Summary is that SQLite is reading at a crazy rate (maybe about 200 MB/sec, but not actually to the drive). Writing doesn’t seem to be happening much, which makes me wonder if 17 days’ run made any headway.

Architecture of SQLite makes me wonder if the super heavy read sequences are from the Pager using up all its cached pages (cache is indirectly configurable, so experiment is possible), so thrashing I/O instead.

The other issue at least maybe has hope of getting a database bug report with the relevant tables intact to attempt a performance analysis (and maybe SQL revamp) because it doesn’t use File/FixedFile table.

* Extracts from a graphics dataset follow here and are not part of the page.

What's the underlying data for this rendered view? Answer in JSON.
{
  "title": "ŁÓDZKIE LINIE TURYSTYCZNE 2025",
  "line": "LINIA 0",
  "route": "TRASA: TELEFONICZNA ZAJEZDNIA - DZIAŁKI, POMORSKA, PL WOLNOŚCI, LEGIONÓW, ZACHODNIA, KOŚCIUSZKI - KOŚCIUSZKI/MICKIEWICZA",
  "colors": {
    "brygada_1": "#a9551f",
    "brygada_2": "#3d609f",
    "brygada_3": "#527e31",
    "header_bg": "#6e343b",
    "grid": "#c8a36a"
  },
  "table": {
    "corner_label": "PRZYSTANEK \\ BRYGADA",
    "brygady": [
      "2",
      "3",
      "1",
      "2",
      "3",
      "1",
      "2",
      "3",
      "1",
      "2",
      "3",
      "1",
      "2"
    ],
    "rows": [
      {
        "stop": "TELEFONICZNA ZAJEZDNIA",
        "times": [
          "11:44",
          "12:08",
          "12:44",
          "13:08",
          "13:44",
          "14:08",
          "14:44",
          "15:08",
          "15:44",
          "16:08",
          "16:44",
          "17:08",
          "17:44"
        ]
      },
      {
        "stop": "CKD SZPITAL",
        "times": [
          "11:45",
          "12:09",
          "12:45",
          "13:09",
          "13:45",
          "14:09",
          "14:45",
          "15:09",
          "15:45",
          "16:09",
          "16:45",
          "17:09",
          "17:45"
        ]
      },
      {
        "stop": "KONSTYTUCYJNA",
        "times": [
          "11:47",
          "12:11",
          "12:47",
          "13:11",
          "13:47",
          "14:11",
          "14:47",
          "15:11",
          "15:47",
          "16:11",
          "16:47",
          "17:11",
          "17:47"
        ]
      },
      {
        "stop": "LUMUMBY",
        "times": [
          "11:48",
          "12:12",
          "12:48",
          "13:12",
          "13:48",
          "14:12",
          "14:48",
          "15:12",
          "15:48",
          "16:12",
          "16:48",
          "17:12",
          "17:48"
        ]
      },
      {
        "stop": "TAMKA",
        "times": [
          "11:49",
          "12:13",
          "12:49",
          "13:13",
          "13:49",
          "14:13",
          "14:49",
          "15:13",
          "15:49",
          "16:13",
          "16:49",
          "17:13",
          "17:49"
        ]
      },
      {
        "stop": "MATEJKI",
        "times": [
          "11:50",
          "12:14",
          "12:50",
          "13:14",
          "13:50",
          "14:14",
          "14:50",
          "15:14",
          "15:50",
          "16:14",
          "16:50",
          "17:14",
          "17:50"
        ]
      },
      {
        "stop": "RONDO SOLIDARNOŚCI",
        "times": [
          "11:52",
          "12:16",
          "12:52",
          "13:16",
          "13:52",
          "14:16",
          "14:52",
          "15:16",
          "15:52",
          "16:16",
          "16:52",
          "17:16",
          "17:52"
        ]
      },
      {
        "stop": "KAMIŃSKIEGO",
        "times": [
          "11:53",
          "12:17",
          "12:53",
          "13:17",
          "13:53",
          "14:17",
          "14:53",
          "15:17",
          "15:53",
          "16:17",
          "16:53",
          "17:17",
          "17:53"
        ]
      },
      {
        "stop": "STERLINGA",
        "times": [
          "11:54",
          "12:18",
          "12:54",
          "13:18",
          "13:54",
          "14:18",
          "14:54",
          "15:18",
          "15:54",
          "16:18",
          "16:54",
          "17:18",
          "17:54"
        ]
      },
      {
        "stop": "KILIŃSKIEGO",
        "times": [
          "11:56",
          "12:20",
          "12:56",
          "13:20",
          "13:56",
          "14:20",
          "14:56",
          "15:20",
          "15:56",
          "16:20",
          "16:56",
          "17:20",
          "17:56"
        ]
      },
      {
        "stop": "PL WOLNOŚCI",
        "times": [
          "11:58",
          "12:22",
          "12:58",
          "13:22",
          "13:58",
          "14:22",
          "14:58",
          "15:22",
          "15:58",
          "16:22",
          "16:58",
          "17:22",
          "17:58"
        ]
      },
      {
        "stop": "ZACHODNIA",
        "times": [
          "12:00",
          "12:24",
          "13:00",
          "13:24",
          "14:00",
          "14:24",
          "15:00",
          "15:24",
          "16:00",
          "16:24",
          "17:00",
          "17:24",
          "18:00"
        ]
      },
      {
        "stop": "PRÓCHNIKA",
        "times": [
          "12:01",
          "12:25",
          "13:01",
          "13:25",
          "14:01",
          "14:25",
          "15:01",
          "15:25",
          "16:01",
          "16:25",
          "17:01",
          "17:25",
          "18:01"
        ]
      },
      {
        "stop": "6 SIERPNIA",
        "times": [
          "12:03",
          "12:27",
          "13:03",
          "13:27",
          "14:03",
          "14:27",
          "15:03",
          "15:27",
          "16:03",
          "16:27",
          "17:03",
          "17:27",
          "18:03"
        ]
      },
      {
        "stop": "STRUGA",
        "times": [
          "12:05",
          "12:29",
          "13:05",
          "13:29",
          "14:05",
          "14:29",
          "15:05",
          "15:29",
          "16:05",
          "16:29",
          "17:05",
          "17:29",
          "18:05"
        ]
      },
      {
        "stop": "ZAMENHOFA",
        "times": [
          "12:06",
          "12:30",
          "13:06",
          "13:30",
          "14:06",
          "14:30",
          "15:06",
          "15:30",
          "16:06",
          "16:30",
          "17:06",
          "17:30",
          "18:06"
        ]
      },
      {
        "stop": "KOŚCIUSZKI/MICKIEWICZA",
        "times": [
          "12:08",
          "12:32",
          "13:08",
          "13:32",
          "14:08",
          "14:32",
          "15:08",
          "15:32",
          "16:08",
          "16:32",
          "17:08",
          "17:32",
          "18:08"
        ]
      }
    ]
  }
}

It also had a query that was semi-slow before things fell off the cliff. Maybe that one could be tuned instead.

Ick. I’ve been sort of wondering if there are any SQLite issues in here, but it’s hard to prove. Have you seen any well-explored-and-documented writeups? If any workarounds were identified, that would be even better.

Sorry, this was a fair way back, maybe 7-8 years ago, and the only solution I found was to avoid the database getting too large by splitting it up.

Hopefully I will have a better internet connection soon, in which case I might start over with one of those large backups and see how it performs with a much larger block size.

I skimmed this thread and appreciate all the research you’ve done. It seems I would benefit from increasing blocksize from 0.5MB to 5MB. Is a blocksize conversion feature likely to be added at some point? It sure would be helpful so we could keep our backup history without doubling the backup size.

1 Like

Looks unlikely with current level of community support. All progress depends on community volunteers.
Volunteers are a bit unpredictable. Sometimes they go. Sometimes new ones arrive. It’s hard to plan…

Please read further here on why IMO this is more than just a feature. I’ll highlight, but offer good news.

DB Query Performance Testing, Fixes, and Maintainability had many great thoughts on possibilities, however all of this could probably use some community help. If nothing else, see if below fix helped.

Please change default blocksize to at least 1MB #4629

I am fairly sure I fixed this issue with an index in this pull request:#4687

I had this exact issue but now I don’t after applying the indexes.

I would still like to validate that though on someone else’s dataset.

It’s unclear to me if sanitized database bug reports help, but maybe they do. Thoughts @tarianjed?

2.0.6.101_canary_2022-03-13 is a not-publicized not-autoupdating preliminary Canary release with:

Improved database query performance, thanks @jedthe3rd

so in theory you can evaluate it on your own, however there are other untested changes in there too.
The usual Canary advice applies. Be careful because it contains new fixes and potentially new bugs.

This one is unusually rough in packaging (you can do an install from .zip file) due to signing issues.
It was mainly a quick attempt to solve a Dropbox problem, but it does exist and I’ll be running it soon.

1 Like

I don’t actually have a working backup job yet to validate, but the sanitized database will probably be ok as something to look at, but since it doesn’t have a backup that we could run operations on that database against, all it will be useful for is seeing sizes of tables and one off queries. So it would be good for troubleshooting one persons issues but not broad performance troubleshooting.